“Oh my daughter was in the NICU!” I said, sort of cheerily, finding something in common with my patient who has worked in a NICU. The moment the words were out of my mouth, I knew they were a mistake. She didn’t respond- I don’t know if she had read the sign and felt it was inappropriate for me to be bringing it up, looking for pity. My instinct was just to find some common ground, but I realized after I said it, if we elaborated any more, I would have to say my baby died, which wasn’t fair to the patient. The visit was about her and her pregnancy- not about me and my daughter. Recognizing her unease, I quickly changed the subject and went on to the next order of business. She asked about exercise in pregnancy– something I have strong opinions about.
A patient once told me how one of my colleagues told her to stop crossfit in pregnancy. I told her the exact opposite. In the absence of complications, most exercise routines can be continued with some modifications. I encourage my pregnant patients to exercise- continue their regimen or start a new one. I had a patient who ran half marathons while pregnant. I, myself, was very active in pregnancy. Again, I wanted to bond with this patient sitting across from me and mentioned I did bootcamp through the end of my pregnancy. This time I quickly transitioned away from me, not giving her a chance to respond, focusing the attention back on her. She asked about deep squats in the third trimester. I wanted to say so much more- about how I would exercise in the hospital while hooked up to the monitor. And if a baby with no fluid could tolerate it well, an uncomplicated pregnancy should have no issue. My high-risk doc thought I’d make a great study- showing the lack of any fetal distress in the presence of exercise and oligohydramnios. These thoughts whizzed through my head, but I kept them to myself. I just thought they’d hammer home the point of just how OK exercise is in pregnancy, but I also knew saying them out loud could lead to more questioning.
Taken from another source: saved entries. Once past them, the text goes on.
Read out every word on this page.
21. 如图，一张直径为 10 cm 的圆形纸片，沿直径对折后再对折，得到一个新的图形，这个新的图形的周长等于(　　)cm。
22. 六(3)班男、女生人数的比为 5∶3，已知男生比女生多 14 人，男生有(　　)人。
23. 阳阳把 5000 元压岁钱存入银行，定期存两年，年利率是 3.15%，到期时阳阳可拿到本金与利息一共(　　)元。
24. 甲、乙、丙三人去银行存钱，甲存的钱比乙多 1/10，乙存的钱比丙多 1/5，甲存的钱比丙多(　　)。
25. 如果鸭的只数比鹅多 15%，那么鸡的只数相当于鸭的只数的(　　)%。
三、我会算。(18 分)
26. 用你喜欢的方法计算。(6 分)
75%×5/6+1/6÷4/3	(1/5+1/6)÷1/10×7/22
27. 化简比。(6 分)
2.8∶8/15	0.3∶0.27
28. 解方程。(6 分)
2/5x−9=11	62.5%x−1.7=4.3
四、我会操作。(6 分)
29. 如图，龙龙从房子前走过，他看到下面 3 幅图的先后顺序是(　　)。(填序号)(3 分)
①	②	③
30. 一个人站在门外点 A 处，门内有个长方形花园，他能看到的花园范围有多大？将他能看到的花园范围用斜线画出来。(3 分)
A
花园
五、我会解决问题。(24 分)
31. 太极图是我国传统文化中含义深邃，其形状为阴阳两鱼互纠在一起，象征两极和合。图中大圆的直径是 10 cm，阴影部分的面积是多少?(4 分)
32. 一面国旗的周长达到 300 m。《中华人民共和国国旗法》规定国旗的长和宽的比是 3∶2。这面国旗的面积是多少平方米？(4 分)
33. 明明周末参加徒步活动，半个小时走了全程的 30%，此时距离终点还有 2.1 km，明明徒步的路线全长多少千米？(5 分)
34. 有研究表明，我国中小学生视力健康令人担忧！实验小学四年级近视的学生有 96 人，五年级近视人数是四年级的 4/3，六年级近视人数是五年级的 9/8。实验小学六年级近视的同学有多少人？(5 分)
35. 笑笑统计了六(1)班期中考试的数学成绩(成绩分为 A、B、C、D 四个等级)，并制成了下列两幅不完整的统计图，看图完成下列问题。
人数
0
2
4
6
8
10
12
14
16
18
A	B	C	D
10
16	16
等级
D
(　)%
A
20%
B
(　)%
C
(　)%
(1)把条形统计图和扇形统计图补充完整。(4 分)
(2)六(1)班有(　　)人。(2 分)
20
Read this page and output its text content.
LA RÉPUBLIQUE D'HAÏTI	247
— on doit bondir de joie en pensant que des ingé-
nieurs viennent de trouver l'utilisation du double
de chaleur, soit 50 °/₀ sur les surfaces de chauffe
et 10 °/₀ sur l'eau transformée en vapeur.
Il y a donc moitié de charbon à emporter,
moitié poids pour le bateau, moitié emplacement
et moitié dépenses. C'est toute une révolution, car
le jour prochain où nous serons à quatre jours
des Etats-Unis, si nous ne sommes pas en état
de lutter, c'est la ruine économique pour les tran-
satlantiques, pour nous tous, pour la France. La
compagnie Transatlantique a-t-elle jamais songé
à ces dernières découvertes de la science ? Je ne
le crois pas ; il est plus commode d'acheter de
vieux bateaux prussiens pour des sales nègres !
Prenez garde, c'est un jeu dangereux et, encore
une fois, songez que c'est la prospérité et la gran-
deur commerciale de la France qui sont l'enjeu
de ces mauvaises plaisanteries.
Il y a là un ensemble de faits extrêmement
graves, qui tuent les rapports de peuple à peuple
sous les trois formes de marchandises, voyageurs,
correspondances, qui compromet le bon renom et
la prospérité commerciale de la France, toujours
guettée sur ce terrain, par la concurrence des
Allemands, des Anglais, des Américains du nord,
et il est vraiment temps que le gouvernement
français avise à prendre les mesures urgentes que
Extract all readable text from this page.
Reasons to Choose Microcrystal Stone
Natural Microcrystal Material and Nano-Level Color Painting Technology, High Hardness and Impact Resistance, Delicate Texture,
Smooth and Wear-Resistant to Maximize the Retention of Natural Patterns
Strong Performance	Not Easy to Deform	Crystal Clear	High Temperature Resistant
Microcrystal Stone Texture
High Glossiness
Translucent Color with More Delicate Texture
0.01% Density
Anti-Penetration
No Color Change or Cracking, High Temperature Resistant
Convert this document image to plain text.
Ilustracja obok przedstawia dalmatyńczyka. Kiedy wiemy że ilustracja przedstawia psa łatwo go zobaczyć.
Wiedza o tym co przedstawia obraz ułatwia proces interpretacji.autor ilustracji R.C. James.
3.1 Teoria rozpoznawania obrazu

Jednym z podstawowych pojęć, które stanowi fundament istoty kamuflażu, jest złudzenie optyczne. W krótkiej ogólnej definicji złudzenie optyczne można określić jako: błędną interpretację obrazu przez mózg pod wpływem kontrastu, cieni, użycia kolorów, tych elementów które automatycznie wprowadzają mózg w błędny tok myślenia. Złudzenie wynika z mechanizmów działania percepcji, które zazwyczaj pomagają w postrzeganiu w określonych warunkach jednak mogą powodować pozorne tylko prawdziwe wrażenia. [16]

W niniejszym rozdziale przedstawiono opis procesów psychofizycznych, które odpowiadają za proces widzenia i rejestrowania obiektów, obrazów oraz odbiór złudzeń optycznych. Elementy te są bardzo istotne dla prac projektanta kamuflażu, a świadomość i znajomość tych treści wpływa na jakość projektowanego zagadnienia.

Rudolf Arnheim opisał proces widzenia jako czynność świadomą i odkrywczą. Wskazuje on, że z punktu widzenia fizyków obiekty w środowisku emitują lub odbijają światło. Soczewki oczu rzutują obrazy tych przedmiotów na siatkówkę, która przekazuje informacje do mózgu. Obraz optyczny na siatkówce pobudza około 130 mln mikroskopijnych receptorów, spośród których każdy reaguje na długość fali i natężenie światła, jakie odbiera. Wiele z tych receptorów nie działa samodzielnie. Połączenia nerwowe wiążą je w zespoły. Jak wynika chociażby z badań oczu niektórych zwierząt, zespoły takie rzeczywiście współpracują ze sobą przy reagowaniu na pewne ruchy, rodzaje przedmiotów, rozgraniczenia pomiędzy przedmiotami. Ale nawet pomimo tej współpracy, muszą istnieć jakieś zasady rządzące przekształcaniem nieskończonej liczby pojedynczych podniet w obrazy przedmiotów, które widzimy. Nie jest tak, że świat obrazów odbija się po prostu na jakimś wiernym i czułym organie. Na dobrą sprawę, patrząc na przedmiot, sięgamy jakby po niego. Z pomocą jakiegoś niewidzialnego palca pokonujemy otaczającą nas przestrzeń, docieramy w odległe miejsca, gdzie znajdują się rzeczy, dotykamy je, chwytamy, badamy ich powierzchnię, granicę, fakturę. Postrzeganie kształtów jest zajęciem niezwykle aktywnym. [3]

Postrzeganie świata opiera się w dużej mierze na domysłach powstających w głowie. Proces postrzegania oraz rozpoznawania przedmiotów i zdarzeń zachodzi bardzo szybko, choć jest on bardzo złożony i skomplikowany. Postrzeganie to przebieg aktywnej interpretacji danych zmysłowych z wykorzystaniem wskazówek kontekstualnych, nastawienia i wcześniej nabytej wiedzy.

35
It did make me wonder what would I have said if I had a baby at home. Would I have talked more easily about my pregnancy because it wouldn’t cause discomfort to others? What do other providers say to patients, if they themselves have had a baby? Before Mabel I could only talk in generalities or tell other people’s stories, but now I have personal experience. I recognize over time, as the memories of my pregnancy and labor fade, I’ll be able to speak in more generalities again. But how do others do- those who have just had babies. Do they bring in their own experience? And do patients find it helpful? I can see how in some ways it might not help at all- providers who say- well this is how it was for me so this is how it should be for you– might come off as insensitive. But in that exercise example, I thought it would support her. In the future, someone dealing with loss- would it help her to know her provider had a loss too? I wouldn’t want to take away the attention from her, only show her I can understand on a different level. I think it would have helped me when I was a patient, but would it help others? For the future, I wonder if when I want to reference my pregnancy, I could say “I know someone who…,” [meaning me, but not actually saying it’s me]?
To everyone in general, how do you feel when/if your provider to brings in a little personal experience sometimes?
To those who have experienced loss, have any of you had an experience with your providers (nurse, doctor, midwife, etc) who have had a loss and shared about it? If you haven’t, would it have been helpful?